Pour moi, la plus grande qualité de ce roman est sa façon de remonter le temps en faisant appel à la mémoire du narrateur : fidèle, d'une grande acuité, sa mémoire lui permet de dérouler le cours de sa vie passée depuis sa naissance sans rien anticiper de ce qu'il adviendra ensuite des personnages ou de ses propres sentiments, mais tout en glissant parfois un jugement discret, point de vue émis non par le personnage à l'âge relaté, mais par le narrateur plus âgé qui se pose en jugé éclairé.

Certains chapitres sont de vrais petits bijoux d'écriture : les pages consacrées à la mémorable "cuite" de David quand il s'enivre en compagnie de Steerforth restituent très drôlement son état d'esprit embrumé et sa vision vacillante. Quand David mène sa cour auprès de la ravissante tête de linotte qu'est Dora, cela donne aussi un style à la fois enlevé, comique avec une bonne touche d'auto-dérision puisque comme toujours, le narrateur, désormais âgé, nous fait revivre ses souvenirs avec tout le recul et la mise en perspective de son âge actuel forcément plus assagi. Dickens se livre aussi à un véritable exercice de style quand il décrit le mariage de son héros, abandonnant le temps du passé pour le présent, dans un style précipité, avec des envolées à la fois lyriques et ridicules.
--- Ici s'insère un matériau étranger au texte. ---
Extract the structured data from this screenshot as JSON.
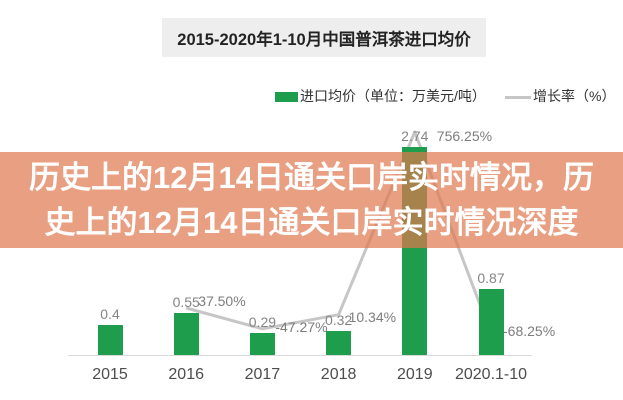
{
  "chart_title": "2015-2020年1-10月中国普洱茶进口均价",
  "legend": {
    "bar_label": "进口均价（单位：万美元/吨）",
    "line_label": "增长率（%）"
  },
  "overlay_banner": {
    "line1": "历史上的12月14日通关口岸实时情况，历",
    "line2": "史上的12月14日通关口岸实时情况深度",
    "text_color": "#ffffff",
    "background_color": "#DF764D"
  },
  "colors": {
    "bar_green": "#1E9E4C",
    "line_gray": "#C6C6C6",
    "title_box_gray": "#EEEEEE"
  },
  "chart_data": {
    "type": "bar",
    "title": "2015-2020年1-10月中国普洱茶进口均价",
    "categories": [
      "2015",
      "2016",
      "2017",
      "2018",
      "2019",
      "2020.1-10"
    ],
    "series": [
      {
        "name": "进口均价（单位：万美元/吨）",
        "type": "bar",
        "color": "#1E9E4C",
        "values": [
          0.4,
          0.55,
          0.29,
          0.32,
          2.74,
          0.87
        ],
        "labels": [
          "0.4",
          "0.55",
          "0.29",
          "0.32",
          "2.74",
          "0.87"
        ]
      },
      {
        "name": "增长率（%）",
        "type": "line",
        "color": "#C6C6C6",
        "values": [
          null,
          37.5,
          -47.27,
          10.34,
          756.25,
          -68.25
        ],
        "labels": [
          null,
          "37.50%",
          "-47.27%",
          "10.34%",
          "756.25%",
          "-68.25%"
        ]
      }
    ],
    "xlabel": "",
    "ylabel": "",
    "grid": false,
    "legend_position": "top"
  }
}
Mais j'ai eu quelques ressentis plus négatifs sur le rythme passablement lent du premier tome et sur certains personnages trop caricaturaux que je n'ai pas appréciés comme les Micawber ou l'infâme Uriah Heep. le deuxième tome est carrément plus addictif, les intrigues allant plus rapidement vers leur dénouement.

Je suis contente d'avoir lu ces 900 pages qui m'ont complètement réconciliée avec Dickens.